Charged with designing a pavilion to house imm „LivingInteriors’“ collection of wall and floor coverings, the designers at i29 wanted to offer visitors “a different take“ on the subject, says the office’s Jeroen Dellensen. “Robert Thiemann of Frame magazine gave us three major trends to address,“ he explains. “These are ‘Inspired by nature’, ‘Anything, anywhere’ and ‘Smart materials’. Within these three themes, we developed an overall concept that can be communicated in several ways.” Unity is provided by “making one big gesture that is strong enough to display all the different trends in one”.
The pavilion plays with the idea of visibility and invisibility, using mirrored glass and lighting to generate a playful effect and to arouse visitors’ curiosity. “We wanted to play with optical illusion and space, and to trigger visitors to discover the different material installations in this pavilion step by step,” says Dellensen. “Lately, the focus in our work at i29 is to create a sense of revelation and curiosity through spatial intervention. There is something intriguing about not being able to decipher the space you are entering at first glance.” In this pavilion, therefore, “visitors are welcomed into an illusionary experience, where see-through mirrored surfaces give a glimpse of several installations spread out over the area”.
As guests arrive, they set off on a main pathway, which the designers refer to as ‘trend avenue’. This then “literally opens up into a square at the centre of the exhibition hall. We’ve placed several ‘experience boxes’ in the square for the display of thematic scenes that refer to the three major trends. Inside these boxes, reflective walls produce a holographic effect that reveals the material’s features. With light flashing on and off inside the boxes, the scenes seem to appear and disappear like a Fata Morgana.” Inside the volumes, a combination of light and sound adds to the immaterial feel of the reflected surfaces.

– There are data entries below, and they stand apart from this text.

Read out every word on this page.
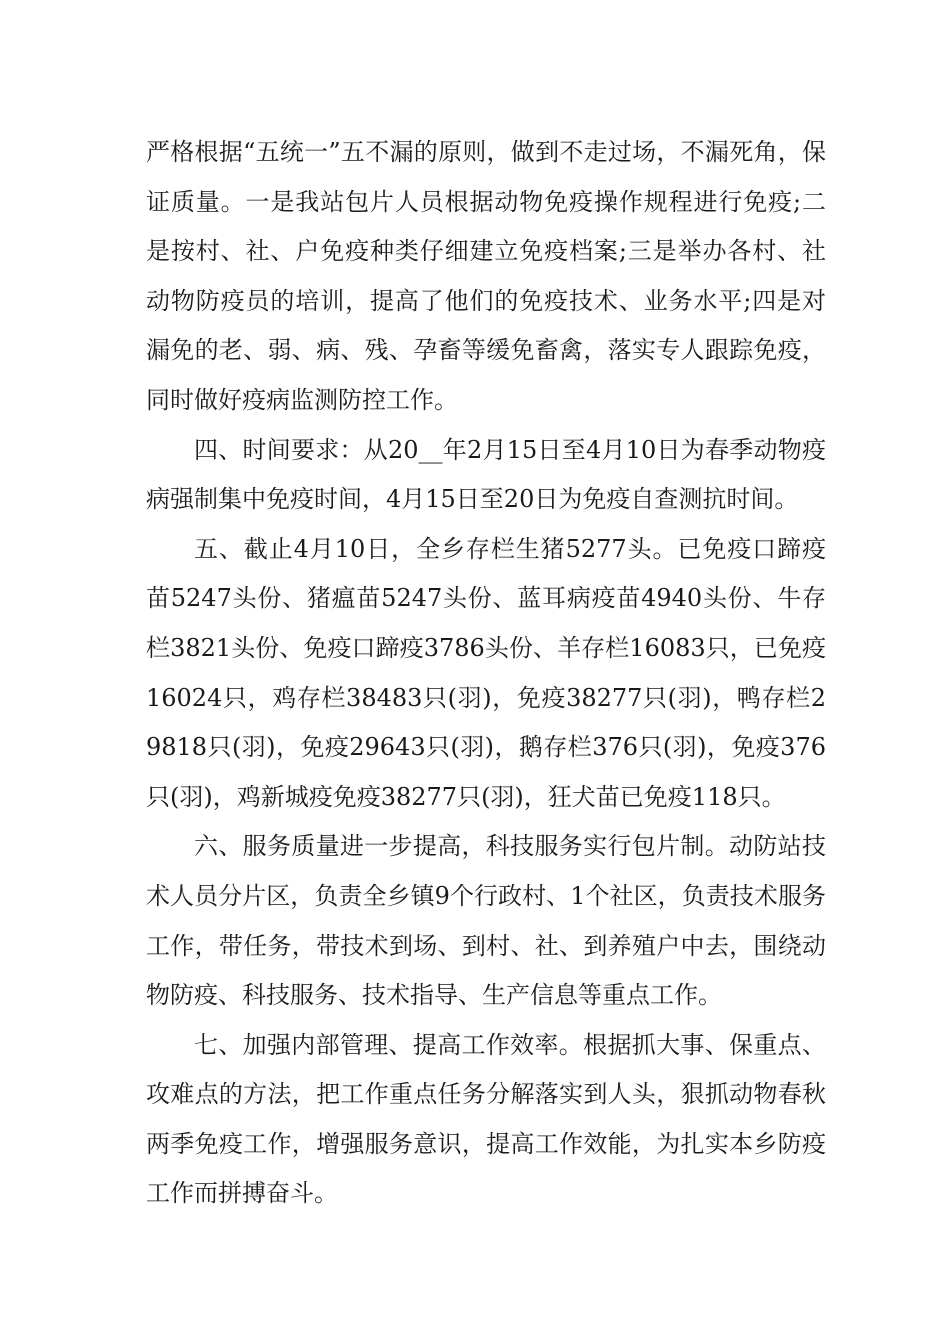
严格根据“五统一”五不漏的原则，做到不走过场，不漏死角，保证质量。一是我站包片人员根据动物免疫操作规程进行免疫;二是按村、社、户免疫种类仔细建立免疫档案;三是举办各村、社动物防疫员的培训，提高了他们的免疫技术、业务水平;四是对漏免的老、弱、病、残、孕畜等缓免畜禽，落实专人跟踪免疫，同时做好疫病监测防控工作。

四、时间要求：从20__年2月15日至4月10日为春季动物疫病强制集中免疫时间，4月15日至20日为免疫自查测抗时间。

五、截止4月10日，全乡存栏生猪5277头。已免疫口蹄疫苗5247头份、猪瘟苗5247头份、蓝耳病疫苗4940头份、牛存栏3821头份、免疫口蹄疫3786头份、羊存栏16083只，已免疫16024只，鸡存栏38483只(羽)，免疫38277只(羽)，鸭存栏29818只(羽)，免疫29643只(羽)，鹅存栏376只(羽)，免疫376只(羽)，鸡新城疫免疫38277只(羽)，狂犬苗已免疫118只。

六、服务质量进一步提高，科技服务实行包片制。动防站技术人员分片区，负责全乡镇9个行政村、1个社区，负责技术服务工作，带任务，带技术到场、到村、社、到养殖户中去，围绕动物防疫、科技服务、技术指导、生产信息等重点工作。

七、加强内部管理、提高工作效率。根据抓大事、保重点、攻难点的方法，把工作重点任务分解落实到人头，狠抓动物春秋两季免疫工作，增强服务意识，提高工作效能，为扎实本乡防疫工作而拼搏奋斗。
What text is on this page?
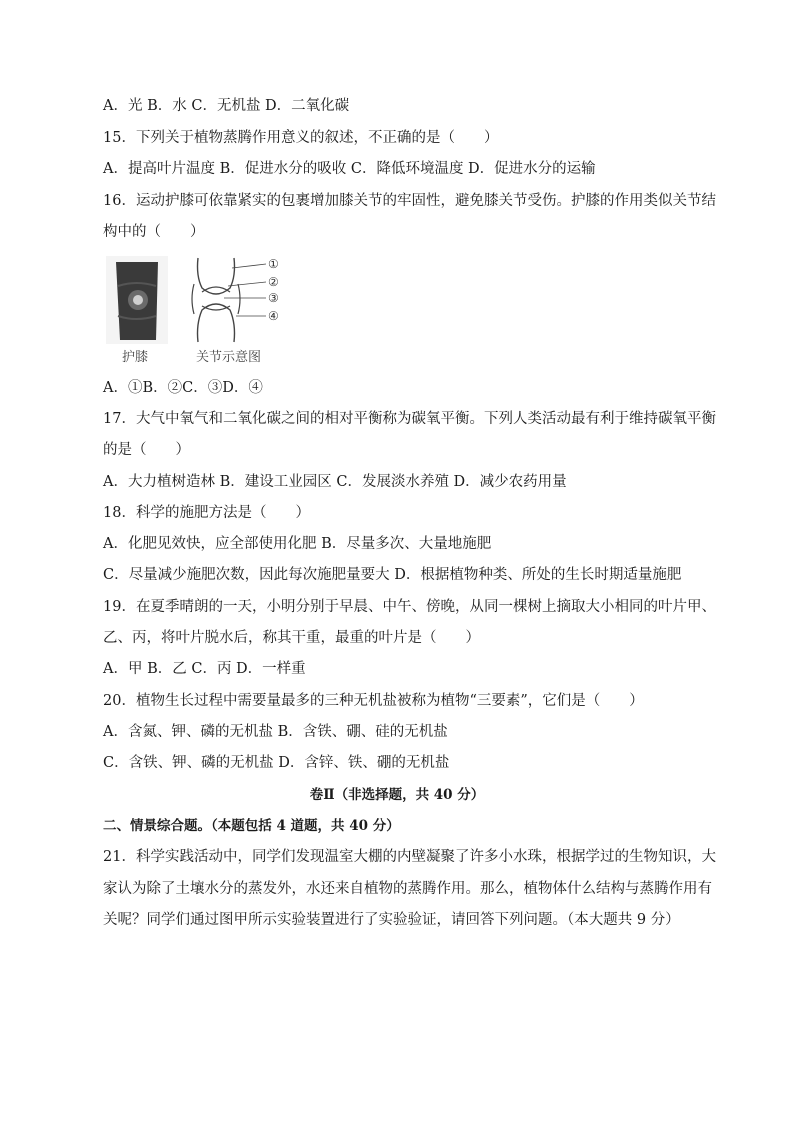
A．光 B．水 C．无机盐 D．二氧化碳
15．下列关于植物蒸腾作用意义的叙述，不正确的是（　　）
A．提高叶片温度 B．促进水分的吸收 C．降低环境温度 D．促进水分的运输
16．运动护膝可依靠紧实的包裹增加膝关节的牢固性，避免膝关节受伤。护膝的作用类似关节结
构中的（　　）
①
②
③
④
护膝	关节示意图
A．①B．②C．③D．④
17．大气中氧气和二氧化碳之间的相对平衡称为碳氧平衡。下列人类活动最有利于维持碳氧平衡
的是（　　）
A．大力植树造林 B．建设工业园区 C．发展淡水养殖 D．减少农药用量
18．科学的施肥方法是（　　）
A．化肥见效快，应全部使用化肥 B．尽量多次、大量地施肥
C．尽量减少施肥次数，因此每次施肥量要大 D．根据植物种类、所处的生长时期适量施肥
19．在夏季晴朗的一天，小明分别于早晨、中午、傍晚，从同一棵树上摘取大小相同的叶片甲、
乙、丙，将叶片脱水后，称其干重，最重的叶片是（　　）
A．甲 B．乙 C．丙 D．一样重
20．植物生长过程中需要量最多的三种无机盐被称为植物“三要素”，它们是（　　）
A．含氮、钾、磷的无机盐 B．含铁、硼、硅的无机盐
C．含铁、钾、磷的无机盐 D．含锌、铁、硼的无机盐
卷Ⅱ（非选择题，共 40 分）
二、情景综合题。（本题包括 4 道题，共 40 分）
21．科学实践活动中，同学们发现温室大棚的内壁凝聚了许多小水珠，根据学过的生物知识，大
家认为除了土壤水分的蒸发外，水还来自植物的蒸腾作用。那么，植物体什么结构与蒸腾作用有
关呢？同学们通过图甲所示实验装置进行了实验验证，请回答下列问题。（本大题共 9 分）
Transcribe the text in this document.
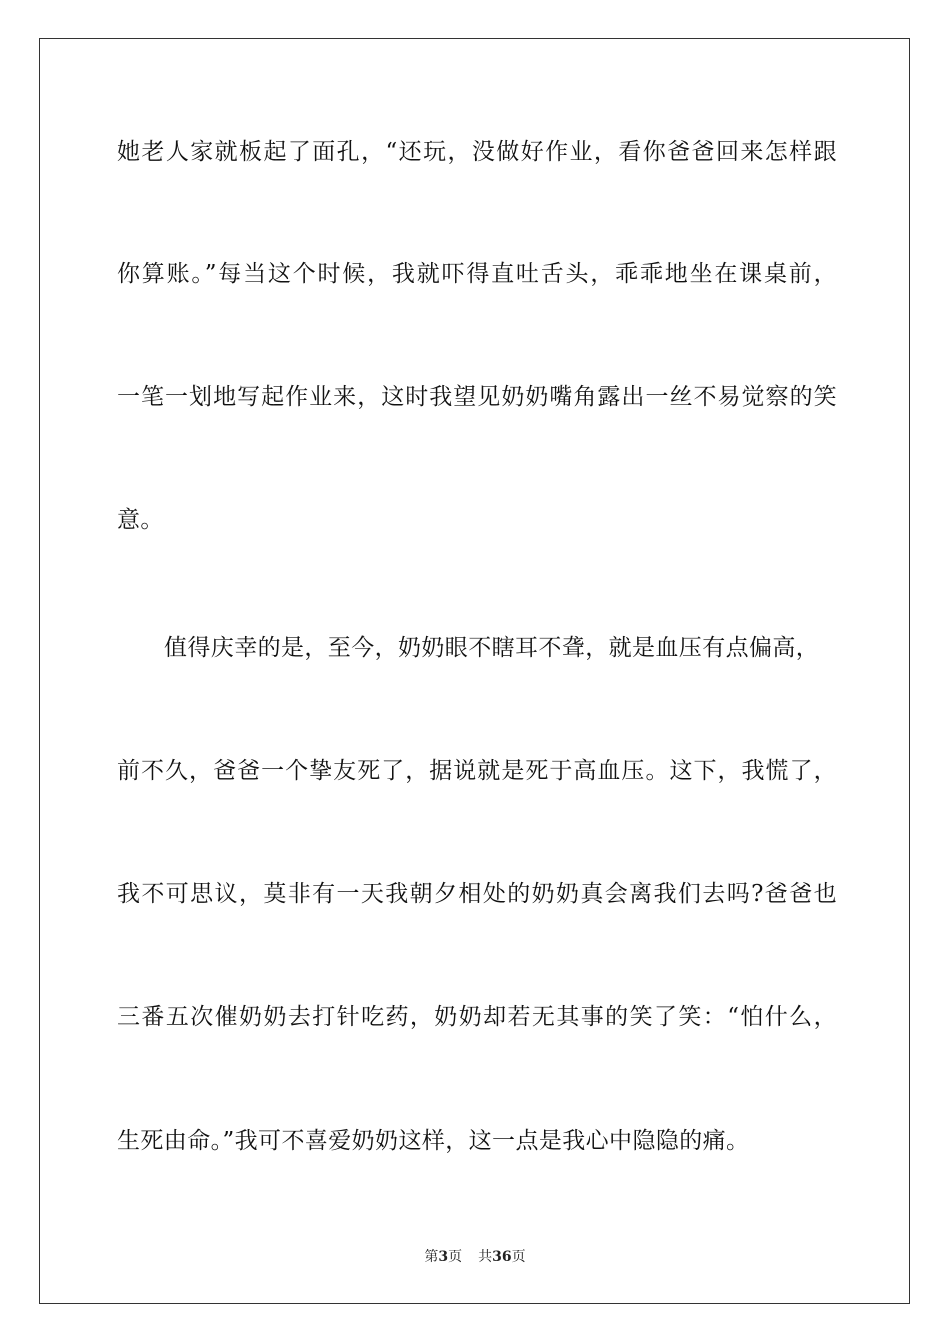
她老人家就板起了面孔，“还玩，没做好作业，看你爸爸回来怎样跟
你算账。”每当这个时候，我就吓得直吐舌头，乖乖地坐在课桌前，
一笔一划地写起作业来，这时我望见奶奶嘴角露出一丝不易觉察的笑
意。
值得庆幸的是，至今，奶奶眼不瞎耳不聋，就是血压有点偏高，
前不久，爸爸一个挚友死了，据说就是死于高血压。这下，我慌了，
我不可思议，莫非有一天我朝夕相处的奶奶真会离我们去吗?爸爸也
三番五次催奶奶去打针吃药，奶奶却若无其事的笑了笑：“怕什么，
生死由命。”我可不喜爱奶奶这样，这一点是我心中隐隐的痛。
第3页 共36页
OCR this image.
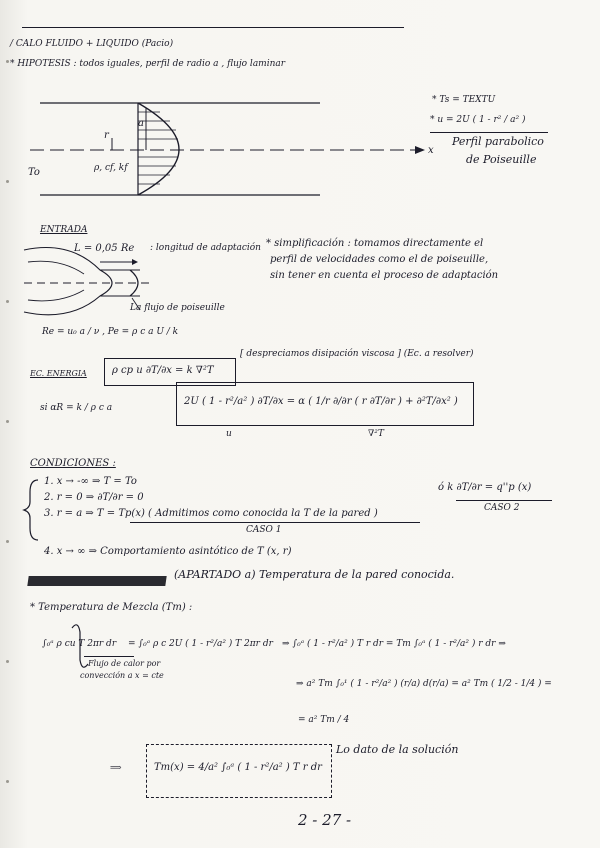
/ CALO FLUIDO + LIQUIDO (Pacio)
* HIPOTESIS : todos iguales, perfil de radio a , flujo laminar
a
r
To	ρ, cf, kf
x
* Ts = TEXTU
* u = 2U ( 1 - r² / a² )
Perfil parabolico
de Poiseuille
ENTRADA
L = 0,05 Re : longitud de adaptación
La flujo de poiseuille
Re = u₀ a / ν , Pe = ρ c a U / k
* simplificación : tomamos directamente el
perfil de velocidades como el de poiseuille,
sin tener en cuenta el proceso de adaptación
EC. ENERGIA	ρ cp u ∂T/∂x = k ∇²T
[ despreciamos disipación viscosa ] (Ec. a resolver)
si αR = k / ρ c a
2U ( 1 - r²/a² ) ∂T/∂x = α ( 1/r ∂/∂r ( r ∂T/∂r ) + ∂²T/∂x² )
u	∇²T
CONDICIONES :
1. x → -∞ ⇒ T = To
2. r = 0 ⇒ ∂T/∂r = 0
3. r = a ⇒ T = Tp(x) ( Admitimos como conocida la T de la pared )
ó k ∂T/∂r = q''p (x)
CASO 1
CASO 2
4. x → ∞ ⇒ Comportamiento asintótico de T (x, r)
(APARTADO a) Temperatura de la pared conocida.
* Temperatura de Mezcla (Tm) :
∫₀ᵃ ρ cu T 2πr dr = ∫₀ᵃ ρ c 2U ( 1 - r²/a² ) T 2πr dr ⇒ ∫₀ᵃ ( 1 - r²/a² ) T r dr = Tm ∫₀ᵃ ( 1 - r²/a² ) r dr ⇒
Flujo de calor por
convección a x = cte
⇒ a² Tm ∫₀¹ ( 1 - r²/a² ) (r/a) d(r/a) = a² Tm ( 1/2 - 1/4 ) =
= a² Tm / 4
⟹	Tm(x) = 4/a² ∫₀ᵃ ( 1 - r²/a² ) T r dr
Lo dato de la solución
2 - 27 -
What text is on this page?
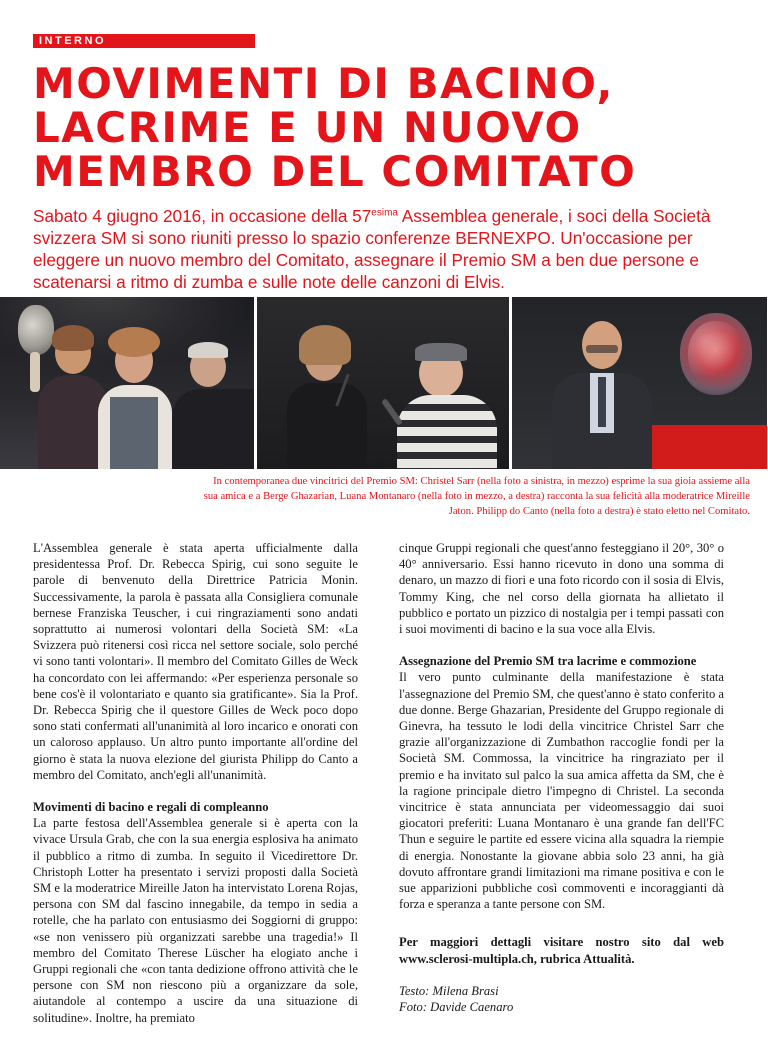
INTERNO
MOVIMENTI DI BACINO,
LACRIME E UN NUOVO
MEMBRO DEL COMITATO

Sabato 4 giugno 2016, in occasione della $57^{esima}$ Assemblea generale, i soci della Società svizzera SM si sono riuniti presso lo spazio conferenze BERNEXPO. Un'occasione per eleggere un nuovo membro del Comitato, assegnare il Premio SM a ben due persone e scatenarsi a ritmo di zumba e sulle note delle canzoni di Elvis.

In contemporanea due vincitrici del Premio SM: Christel Sarr (nella foto a sinistra, in mezzo) esprime la sua gioia assieme alla sua amica e a Berge Ghazarian, Luana Montanaro (nella foto in mezzo, a destra) racconta la sua felicità alla moderatrice Mireille Jaton. Philipp do Canto (nella foto a destra) è stato eletto nel Comitato.

L'Assemblea generale è stata aperta ufficialmente dalla presidentessa Prof. Dr. Rebecca Spirig, cui sono seguite le parole di benvenuto della Direttrice Patricia Monin. Successivamente, la parola è passata alla Consigliera comunale bernese Franziska Teuscher, i cui ringraziamenti sono andati soprattutto ai numerosi volontari della Società SM: «La Svizzera può ritenersi così ricca nel settore sociale, solo perché vi sono tanti volontari». Il membro del Comitato Gilles de Weck ha concordato con lei affermando: «Per esperienza personale so bene cos'è il volontariato e quanto sia gratificante». Sia la Prof. Dr. Rebecca Spirig che il questore Gilles de Weck poco dopo sono stati confermati all'unanimità al loro incarico e onorati con un caloroso applauso. Un altro punto importante all'ordine del giorno è stata la nuova elezione del giurista Philipp do Canto a membro del Comitato, anch'egli all'unanimità.

Movimenti di bacino e regali di compleanno
La parte festosa dell'Assemblea generale si è aperta con la vivace Ursula Grab, che con la sua energia esplosiva ha animato il pubblico a ritmo di zumba. In seguito il Vicedirettore Dr. Christoph Lotter ha presentato i servizi proposti dalla Società SM e la moderatrice Mireille Jaton ha intervistato Lorena Rojas, persona con SM dal fascino innegabile, da tempo in sedia a rotelle, che ha parlato con entusiasmo dei Soggiorni di gruppo: «se non venissero più organizzati sarebbe una tragedia!» Il membro del Comitato Therese Lüscher ha elogiato anche i Gruppi regionali che «con tanta dedizione offrono attività che le persone con SM non riescono più a organizzare da sole, aiutandole al contempo a uscire da una situazione di solitudine». Inoltre, ha premiato

cinque Gruppi regionali che quest'anno festeggiano il 20°, 30° o 40° anniversario. Essi hanno ricevuto in dono una somma di denaro, un mazzo di fiori e una foto ricordo con il sosia di Elvis, Tommy King, che nel corso della giornata ha allietato il pubblico e portato un pizzico di nostalgia per i tempi passati con i suoi movimenti di bacino e la sua voce alla Elvis.

Assegnazione del Premio SM tra lacrime e commozione
Il vero punto culminante della manifestazione è stata l'assegnazione del Premio SM, che quest'anno è stato conferito a due donne. Berge Ghazarian, Presidente del Gruppo regionale di Ginevra, ha tessuto le lodi della vincitrice Christel Sarr che grazie all'organizzazione di Zumbathon raccoglie fondi per la Società SM. Commossa, la vincitrice ha ringraziato per il premio e ha invitato sul palco la sua amica affetta da SM, che è la ragione principale dietro l'impegno di Christel. La seconda vincitrice è stata annunciata per videomessaggio dai suoi giocatori preferiti: Luana Montanaro è una grande fan dell'FC Thun e seguire le partite ed essere vicina alla squadra la riempie di energia. Nonostante la giovane abbia solo 23 anni, ha già dovuto affrontare grandi limitazioni ma rimane positiva e con le sue apparizioni pubbliche così commoventi e incoraggianti dà forza e speranza a tante persone con SM.

Per maggiori dettagli visitare nostro sito dal web www.sclerosi-multipla.ch, rubrica Attualità.

Testo: Milena Brasi

Foto: Davide Caenaro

Immateriality as a design concept is an antidote to the overkill so often encountered at trade fairs, Dellensen believes. “Trade fairs usually strike us as overcrowded places with an abundance of products,” he says. “Most of the time, there is way too much of everything, so you don’t experience the quality of the space and the products any more. By keeping it simple and being selective each time you make a choice, you can avoid the pitfalls.”